Su contenido de vitamina E es beneficioso en las mujeres menopáusicas para contrarrestar los síntomas molestos como los sofocos. La ingesta de magnesio que son capaces de proporcionar se considera útil para los migrañosos con el fin de reducir la frecuencia de los ataques. El magnesio también contribuye a una mejor absorción del calcio, a favor de mantener una densidad ósea adecuada.

4. Legumbres

Las legumbres se encuentran entre los alimentos más equilibrados y completos en cuanto a su contenido en nutrientes, ya que son ricas no sólo en proteínas y fibras, sino también en hierro, potasio y magnesio. Su ingesta se ha demostrado beneficiosa en estudios científicos sobre el tratamiento de la diabetes tipo 2, la hipertensión y el cáncer de mama.

Las fibras contenidas en las leguminosas ayudan a regular la digestión y a reducir los niveles de colesterol en sangre, previniendo la aparición de enfermedades relacionadas con el sistema cardiovascular. El magnesio y el potasio han sido reconocidos desde hace mucho tiempo por la comunidad científica como fundamentales en la prevención de problemas cardiovasculares de alta gravedad, tales como ataques cardíacos y derrames cerebrales. Las legumbres también contienen triptófano, un aminoácido esencial para regular los ritmos del sueño, el apetito y el estado de ánimo.

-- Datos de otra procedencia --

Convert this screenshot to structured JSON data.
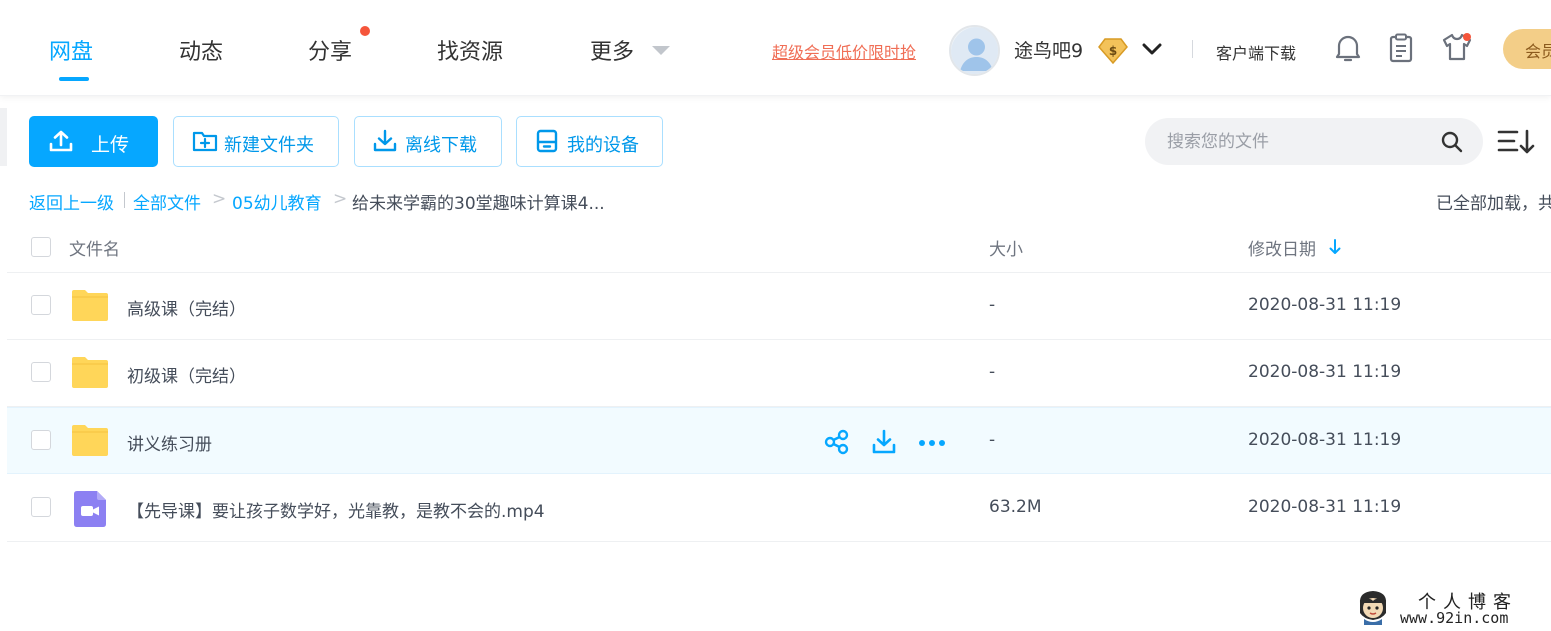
{
  "nav": {
    "items": [
      {
        "label": "网盘"
      },
      {
        "label": "动态"
      },
      {
        "label": "分享"
      },
      {
        "label": "找资源"
      },
      {
        "label": "更多"
      }
    ],
    "promo": "超级会员低价限时抢",
    "username": "途鸟吧9",
    "vip_badge": "$",
    "client_download": "客户端下载",
    "vip_button": "会员"
  },
  "toolbar": {
    "upload_label": "上传",
    "new_folder_label": "新建文件夹",
    "offline_download_label": "离线下载",
    "my_devices_label": "我的设备",
    "search_placeholder": "搜索您的文件"
  },
  "breadcrumb": {
    "back": "返回上一级",
    "items": [
      "全部文件",
      "05幼儿教育",
      "给未来学霸的30堂趣味计算课4..."
    ],
    "separator": ">",
    "status": "已全部加载，共"
  },
  "table": {
    "headers": {
      "name": "文件名",
      "size": "大小",
      "date": "修改日期"
    },
    "rows": [
      {
        "name": "高级课（完结）",
        "size": "-",
        "date": "2020-08-31 11:19",
        "type": "folder-icon"
      },
      {
        "name": "初级课（完结）",
        "size": "-",
        "date": "2020-08-31 11:19",
        "type": "folder-icon"
      },
      {
        "name": "讲义练习册",
        "size": "-",
        "date": "2020-08-31 11:19",
        "type": "folder-icon"
      },
      {
        "name": "【先导课】要让孩子数学好，光靠教，是教不会的.mp4",
        "size": "63.2M",
        "date": "2020-08-31 11:19",
        "type": "video-file-icon"
      }
    ]
  },
  "watermark": {
    "title": "个人博客",
    "url": "www.92in.com"
  },
  "colors": {
    "accent": "#06a7ff",
    "promo": "#f06e56",
    "folder": "#ffd659",
    "video": "#8c80f2",
    "notify_dot": "#f5553b",
    "vip_gold": "#f3ce88"
  }
}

Entre las leguminosas, debe prestarse especial atención a la soja. De hecho, los flavonoides que contiene se consideraron beneficiosos, especialmente para las mujeres posmenopáusicas que necesitaban recuperar la densidad ósea perdida durante la menopausia.

5. Linaza

La linaza es considerada la principal fuente vegetal de omega 3, ácidos grasos considerados beneficiosos y esenciales para el funcionamiento de nuestro cuerpo. La linaza debe consumirse cruda y cortada de antemano para facilitar la digestión. Otro alimento rico en omega3 es el aceite que se obtiene de ellos. Se trata de aceite de linaza, que debe elegirse prensado en frío y conservarse en la nevera para que no se deteriore. Se puede utilizar crudo como condimento para legumbres, ensaladas y verduras. La linaza puede fácilmente formar parte de una mezcla de copos de cereales y frutas secas que se consumen diariamente en el desayuno.

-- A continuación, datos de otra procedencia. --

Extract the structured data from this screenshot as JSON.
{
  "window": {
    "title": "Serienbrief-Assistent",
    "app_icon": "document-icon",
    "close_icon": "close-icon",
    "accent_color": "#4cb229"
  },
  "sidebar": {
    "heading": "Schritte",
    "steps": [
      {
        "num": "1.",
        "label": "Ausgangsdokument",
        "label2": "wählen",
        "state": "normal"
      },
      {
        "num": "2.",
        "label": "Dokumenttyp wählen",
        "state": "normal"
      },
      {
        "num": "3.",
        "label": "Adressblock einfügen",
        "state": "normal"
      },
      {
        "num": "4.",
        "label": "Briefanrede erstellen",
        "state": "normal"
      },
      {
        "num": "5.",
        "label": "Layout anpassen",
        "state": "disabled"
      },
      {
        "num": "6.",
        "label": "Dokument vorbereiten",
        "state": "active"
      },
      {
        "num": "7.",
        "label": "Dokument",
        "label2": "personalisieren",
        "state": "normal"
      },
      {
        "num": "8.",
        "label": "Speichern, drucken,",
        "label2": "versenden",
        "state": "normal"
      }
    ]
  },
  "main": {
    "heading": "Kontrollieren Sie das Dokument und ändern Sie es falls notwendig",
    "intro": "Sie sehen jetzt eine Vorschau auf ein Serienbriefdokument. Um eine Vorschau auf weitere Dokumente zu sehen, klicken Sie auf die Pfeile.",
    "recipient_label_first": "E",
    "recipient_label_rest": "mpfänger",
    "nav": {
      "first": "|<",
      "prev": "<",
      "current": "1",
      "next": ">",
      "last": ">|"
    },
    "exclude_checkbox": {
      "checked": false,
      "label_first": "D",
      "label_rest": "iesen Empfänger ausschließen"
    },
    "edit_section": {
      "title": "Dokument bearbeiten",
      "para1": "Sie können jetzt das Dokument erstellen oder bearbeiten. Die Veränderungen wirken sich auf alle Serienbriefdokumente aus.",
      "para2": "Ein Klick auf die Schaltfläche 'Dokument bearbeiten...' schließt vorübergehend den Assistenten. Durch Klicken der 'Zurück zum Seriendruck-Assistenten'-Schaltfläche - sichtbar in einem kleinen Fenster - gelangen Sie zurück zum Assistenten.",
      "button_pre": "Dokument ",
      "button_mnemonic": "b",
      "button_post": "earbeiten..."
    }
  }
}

La ingesta regular de omega 3 está ligada a una mejora de los procesos digestivos y a la eliminación del exceso de grasa, a un aumento de los niveles de colesterol HDL (considerado “bueno”) y a la prevención de enfermedades cardiovasculares. Los omega-3 también ayudarían a regular la presión arterial en el casso de la hipertensión. Otras fuentes vegetales de omega3 son las nueces, las almendras, las semillas de calabaza, el romero y el orégano.